Donald Trump’s gets new deputy national security adviser

March 16, 2017
| Report Focus News

President Donald Trump’s senior counselor for economic initiatives Dina Powell will be named deputy national security adviser for strategy, according to National Security Council and administration sources.

In her new role, Powell is expected to work closely with national security adviser H.R. McMaster and focus on long-term issues. She is also expected to help lead an interagency policy process working with Secretary of State Rex Tillerson, CIA Director Mike Pompeo and Defense Secretary James Mattis.

| Report Focus NewsMcMaster has developed a strong relationship with Powell and asked her to take on the role given her extensive interagency experience in the George W. Bush administration, one source said.

“Gen. McMaster is placing a renewed focus on strategy development and implementation and is thrilled to have the talent, time and expertise of Dina Powell, a White and State Department veteran with extensive relationships in and outside of government to devote to this effort,” said NSC spokesman Michael Anton.

Powell will also continue to work with Ivanka Trump and Jared Kushner on economic initiatives, but the NSC role is expected to take up much of her time.

The role of K.T. McFarland, the current deputy national security adviser, has been in question since retired Lt. Gen. Michael Flynn was fired from the post of national security adviser amid controversy about his contacts with the Russian ambassador over sanctions. McFarland is a Fox News security pundit who previously worked as a public affairs official in Ronald Reagan’s Pentagon.

Many in the elite security council expected newly appointed McMaster to bring on his own deputy and move McFarland to another posting outside of the agency.

Anton noted that McFarland will remain the deputy national security adviser, meaning she will technically be above Powell on the council’s organizational chart.

Powell, an Egyptian-American and an Arabic speaker, has taken a more prominent role recently in foreign affairs with Trump. She was seated at the head of the table during his lunch with the Saudi deputy crown prince this week. Powell, a director of personnel during the Bush administration, was a partner at Goldman Sachs before joining the administration. She has been a formal adviser to Ivanka Trump and Kushner.

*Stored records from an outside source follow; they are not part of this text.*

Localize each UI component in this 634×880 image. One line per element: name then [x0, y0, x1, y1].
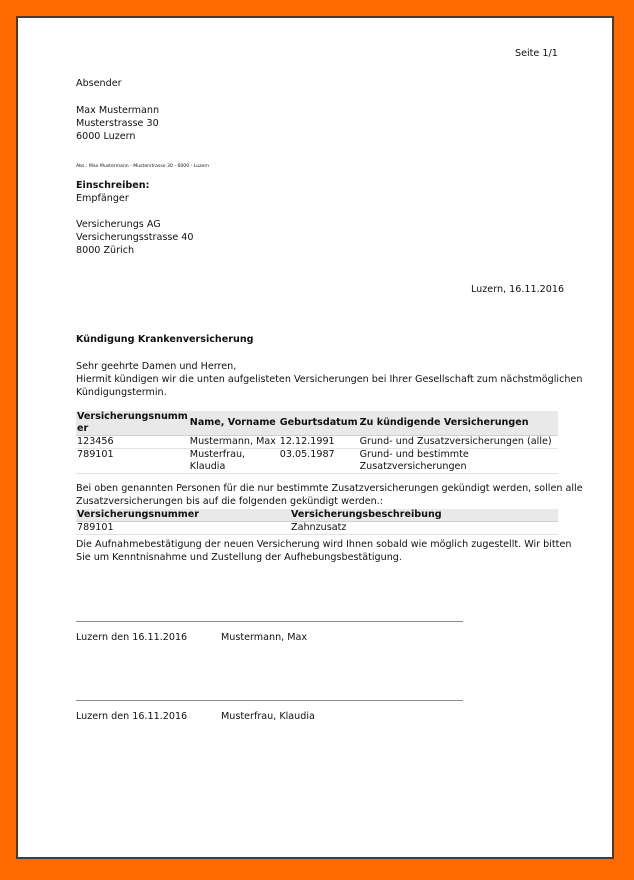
signature-place-date: Luzern den 16.11.2016	[76, 632, 188, 643]
table-cell: 789101	[76, 522, 290, 535]
sender-heading: Absender	[76, 78, 122, 89]
exception-table	[76, 509, 558, 535]
table-cell: Zahnzusatz	[290, 522, 558, 535]
table-header-row	[76, 411, 558, 436]
table-cell: Grund- und Zusatzversicherungen (alle)	[359, 436, 558, 449]
recipient-company: Versicherungs AG	[76, 219, 161, 230]
middle-line-1: Bei oben genannten Personen für die nur bestimmte Zusatzversicherungen gekündigt werden, sollen alle	[76, 483, 583, 494]
sender-name: Max Mustermann	[76, 105, 160, 116]
page-number: Seite 1/1	[515, 48, 558, 59]
salutation: Sehr geehrte Damen und Herren,	[76, 361, 237, 372]
table-cell: 03.05.1987	[279, 449, 359, 474]
column-header: Name, Vorname	[189, 411, 279, 436]
letter-subject: Kündigung Krankenversicherung	[76, 334, 254, 345]
table-cell: Grund- und bestimmte Zusatzversicherungen	[359, 449, 558, 474]
registered-mail-label: Einschreiben:	[76, 180, 150, 191]
signature-name: Musterfrau, Klaudia	[221, 711, 315, 722]
signature-line	[76, 621, 463, 622]
column-header: Versicherungsbeschreibung	[290, 509, 558, 522]
column-header: Zu kündigende Versicherungen	[359, 411, 558, 436]
table-header-row	[76, 509, 558, 522]
column-header: Versicherungsnummer	[76, 509, 290, 522]
closing-line-2: Sie um Kenntnisnahme und Zustellung der Aufhebungsbestätigung.	[76, 552, 402, 563]
table-cell: 123456	[76, 436, 189, 449]
table-row	[76, 522, 558, 535]
recipient-label: Empfänger	[76, 193, 129, 204]
intro-line-1: Hiermit kündigen wir die unten aufgelisteten Versicherungen bei Ihrer Gesellschaft zum nächstmöglichen	[76, 374, 583, 385]
sender-street: Musterstrasse 30	[76, 118, 159, 129]
recipient-city: 8000 Zürich	[76, 245, 135, 256]
table-cell: 12.12.1991	[279, 436, 359, 449]
signature-name: Mustermann, Max	[221, 632, 308, 643]
signature-place-date: Luzern den 16.11.2016	[76, 711, 188, 722]
recipient-street: Versicherungsstrasse 40	[76, 232, 194, 243]
letter-date: Luzern, 16.11.2016	[471, 284, 565, 295]
letter-page	[16, 16, 614, 859]
column-header: Versicherungsnumm er	[77, 411, 188, 434]
signature-line	[76, 700, 463, 701]
table-row	[76, 449, 558, 474]
closing-line-1: Die Aufnahmebestätigung der neuen Versicherung wird Ihnen sobald wie möglich zugestellt. Wir bitten	[76, 539, 572, 550]
table-cell: 789101	[76, 449, 189, 474]
cancellation-table	[76, 411, 558, 474]
table-cell: Mustermann, Max	[189, 436, 279, 449]
return-address-line: Abs.: Max Mustermann - Musterstrasse 30 - 6000 - Luzern	[76, 164, 210, 169]
sender-city: 6000 Luzern	[76, 131, 136, 142]
middle-line-2: Zusatzversicherungen bis auf die folgenden gekündigt werden.:	[76, 496, 383, 507]
table-row	[76, 436, 558, 449]
intro-line-2: Kündigungstermin.	[76, 387, 167, 398]
table-cell: Musterfrau, Klaudia	[189, 449, 279, 474]
column-header: Geburtsdatum	[279, 411, 359, 436]
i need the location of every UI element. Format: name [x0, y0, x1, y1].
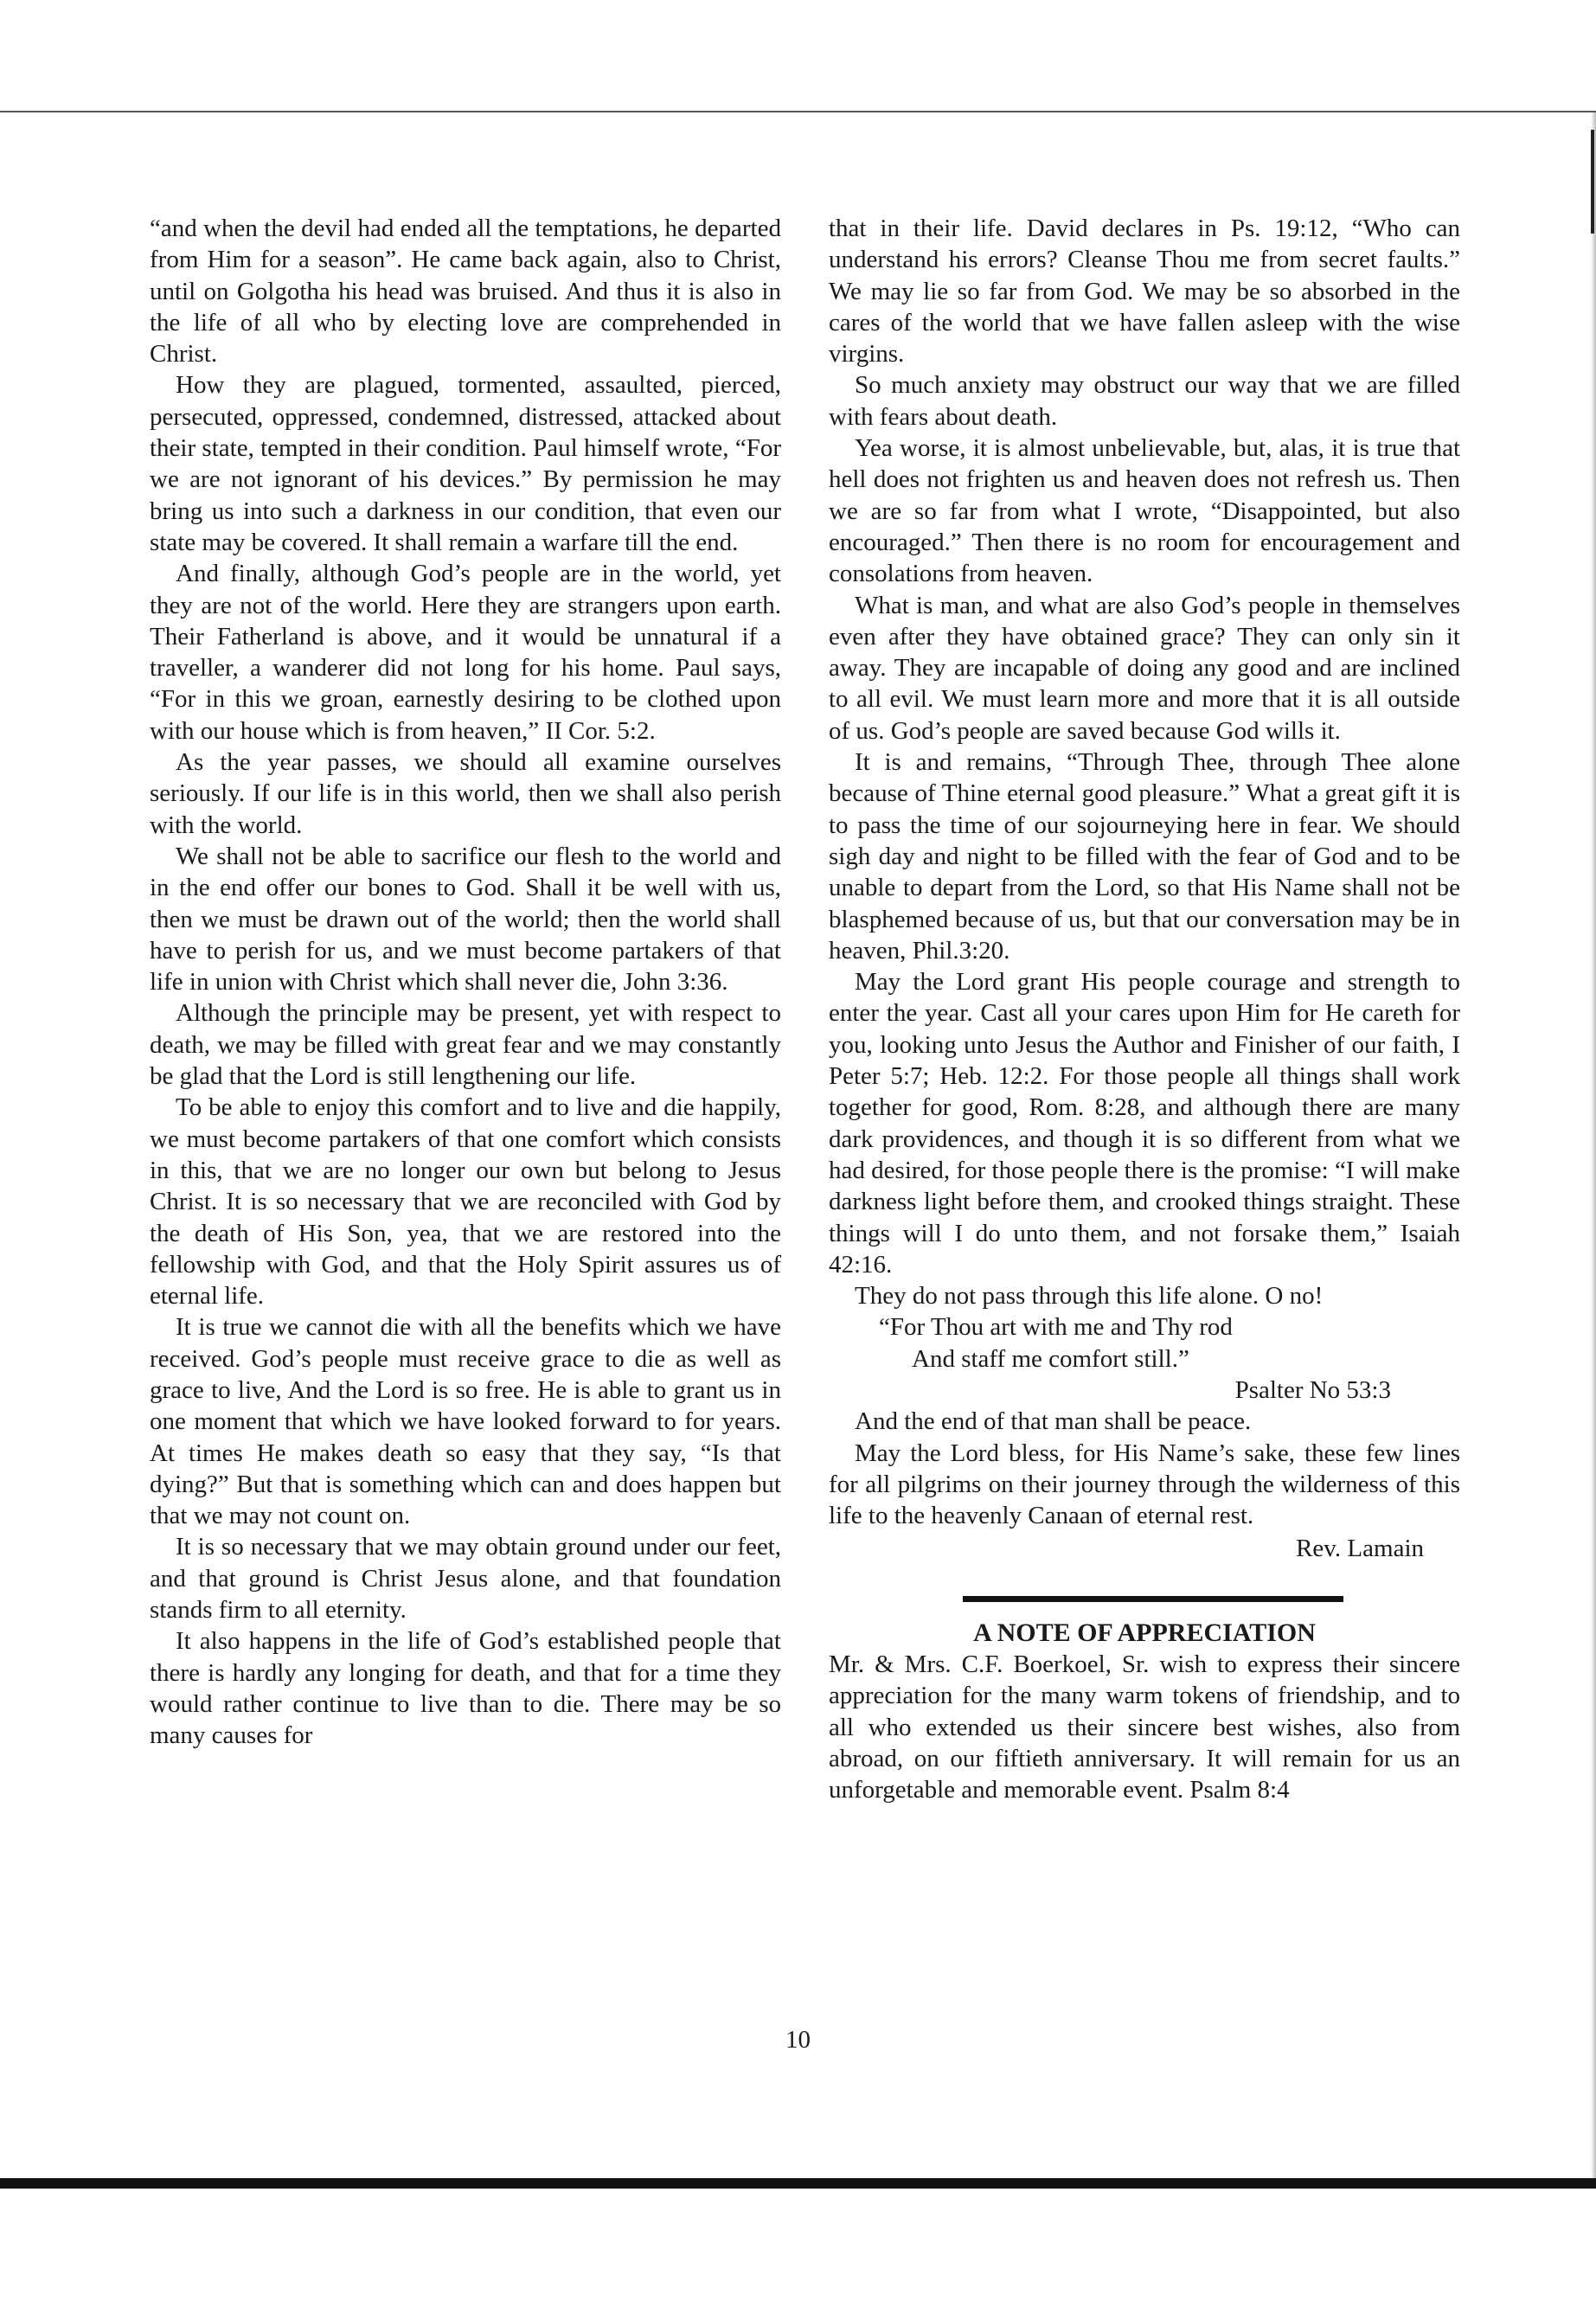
right-paragraph-2: So much anxiety may obstruct our way that we are filled with fears about death.: [829, 371, 1460, 431]
right-closing-1: And the end of that man shall be peace.: [855, 1407, 1252, 1436]
left-paragraph-10: It also happens in the life of God’s established people that there is hardly any longing for death, and that for a time they would rather continue to live than to die. There may be so many causes for: [150, 1627, 781, 1750]
scan-right-edge: [1591, 112, 1596, 2180]
right-paragraph-5: It is and remains, “Through Thee, through Thee alone because of Thine eternal good pleasure.” What a great gift it is to pass the time of our sojourneying here in fear. We should sigh day and night to be filled with the fear of God and to be unable to depart from the Lord, so that His Name shall not be blasphemed because of us, but that our conversation may be in heaven, Phil.3:20.: [829, 748, 1460, 965]
author-signature: Rev. Lamain: [1296, 1535, 1424, 1563]
right-paragraph-1: that in their life. David declares in Ps. 19:12, “Who can understand his errors? Cleanse Thou me from secret faults.” We may lie so far from God. We may be so absorbed in the cares of the world that we have fallen asleep with the wise virgins.: [829, 215, 1460, 369]
right-closing-2: May the Lord bless, for His Name’s sake, these few lines for all pilgrims on their journey through the wilderness of this life to the heavenly Canaan of eternal rest.: [829, 1439, 1460, 1530]
notice-body: Mr. & Mrs. C.F. Boerkoel, Sr. wish to express their sincere appreciation for the many warm tokens of friendship, and to all who extended us their sincere best wishes, also from abroad, on our fiftieth anniversary. It will remain for us an unforgetable and memorable event. Psalm 8:4: [829, 1650, 1460, 1804]
left-paragraph-2: How they are plagued, tormented, assaulted, pierced, persecuted, oppressed, condemned, distressed, attacked about their state, tempted in their condition. Paul himself wrote, “For we are not ignorant of his devices.” By permission he may bring us into such a darkness in our condition, that even our state may be covered. It shall remain a warfare till the end.: [150, 371, 781, 556]
left-paragraph-9: It is so necessary that we may obtain ground under our feet, and that ground is Christ Jesus alone, and that foundation stands firm to all eternity.: [150, 1533, 781, 1625]
psalter-quote: [829, 1311, 1460, 1406]
left-paragraph-5: We shall not be able to sacrifice our flesh to the world and in the end offer our bones to God. Shall it be well with us, then we must be drawn out of the world; then the world shall have to perish for us, and we must become partakers of that life in union with Christ which shall never die, John 3:36.: [150, 842, 781, 997]
left-paragraph-1: “and when the devil had ended all the temptations, he departed from Him for a season”. He came back again, also to Christ, until on Golgotha his head was bruised. And thus it is also in the life of all who by electing love are comprehended in Christ.: [150, 215, 781, 369]
right-column: [829, 213, 1460, 1806]
left-paragraph-4: As the year passes, we should all examine ourselves seriously. If our life is in this world, then we shall also perish with the world.: [150, 748, 781, 839]
page-number: 10: [785, 2026, 811, 2054]
left-paragraph-7: To be able to enjoy this comfort and to live and die happily, we must become partakers of that one comfort which consists in this, that we are no longer our own but belong to Jesus Christ. It is so necessary that we are reconciled with God by the death of His Son, yea, that we are restored into the fellowship with God, and that the Holy Spirit assures us of eternal life.: [150, 1093, 781, 1311]
left-paragraph-6: Although the principle may be present, yet with respect to death, we may be filled with great fear and we may constantly be glad that the Lord is still lengthening our life.: [150, 999, 781, 1091]
scan-bottom-border: [0, 2178, 1596, 2189]
right-paragraph-6: May the Lord grant His people courage and strength to enter the year. Cast all your cares upon Him for He careth for you, looking unto Jesus the Author and Finisher of our faith, I Peter 5:7; Heb. 12:2. For those people all things shall work together for good, Rom. 8:28, and although there are many dark providences, and though it is so different from what we had desired, for those people there is the promise: “I will make darkness light before them, and crooked things straight. These things will I do unto them, and not forsake them,” Isaiah 42:16.: [829, 968, 1460, 1279]
notice-title: A NOTE OF APPRECIATION: [973, 1618, 1316, 1647]
right-paragraph-3: Yea worse, it is almost unbelievable, but, alas, it is true that hell does not frighten us and heaven does not refresh us. Then we are so far from what I wrote, “Disappointed, but also encouraged.” Then there is no room for encouragement and consolations from heaven.: [829, 434, 1460, 588]
right-paragraph-7: They do not pass through this life alone. O no!: [855, 1282, 1324, 1311]
left-paragraph-3: And finally, although God’s people are in the world, yet they are not of the world. Here they are strangers upon earth. Their Fatherland is above, and it would be unnatural if a traveller, a wanderer did not long for his home. Paul says, “For in this we groan, earnestly desiring to be clothed upon with our house which is from heaven,” II Cor. 5:2.: [150, 560, 781, 745]
section-divider: [963, 1596, 1343, 1602]
left-paragraph-8: It is true we cannot die with all the benefits which we have received. God’s people must receive grace to die as well as grace to live, And the Lord is so free. He is able to grant us in one moment that which we have looked forward to for years. At times He makes death so easy that they say, “Is that dying?” But that is something which can and does happen but that we may not count on.: [150, 1313, 781, 1530]
right-paragraph-4: What is man, and what are also God’s people in themselves even after they have obtained grace? They can only sin it away. They are incapable of doing any good and are inclined to all evil. We must learn more and more that it is all outside of us. God’s people are saved because God wills it.: [829, 591, 1460, 745]
psalter-line-2: And staff me comfort still.”: [912, 1344, 1189, 1373]
scan-right-mark: [1591, 130, 1594, 234]
psalter-line-1: “For Thou art with me and Thy rod: [879, 1313, 1233, 1342]
psalter-source: Psalter No 53:3: [1234, 1375, 1391, 1404]
left-column: [150, 213, 781, 1752]
scan-top-border: [0, 111, 1596, 112]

A source with knowledge of the situation said that the move was designed to effectively push out McFarland by putting another person in her role. While morale is higher in the NSC with McMaster, McFarland has been seen as a weak deputy internally, according to an NSC source.

Vice Adm. Robert Harward is said to have turned down the position of national security adviser earlier this year because he wanted to bring on his own team instead of working so closely with McFarland, whose level of recent experience has been questioned.

In a sign of concerns about McFarland, executive secretary Keith Kellogg temporarily took over the agency — not McFarland — when Flynn was fired from the post.

On Capitol Hill, Powell’s move won plaudits from senior Republicans.

“Dina will be outstanding in this role, she’s got tremendous relationships with all involved,” said Sen. Bob Corker (R-Tenn.), chairman of the Senate Foreign Relations Committee. “She’s the kind of person I think can create consensus in a role of really being the strategic person. I couldn’t be more excited that she accepted the role.”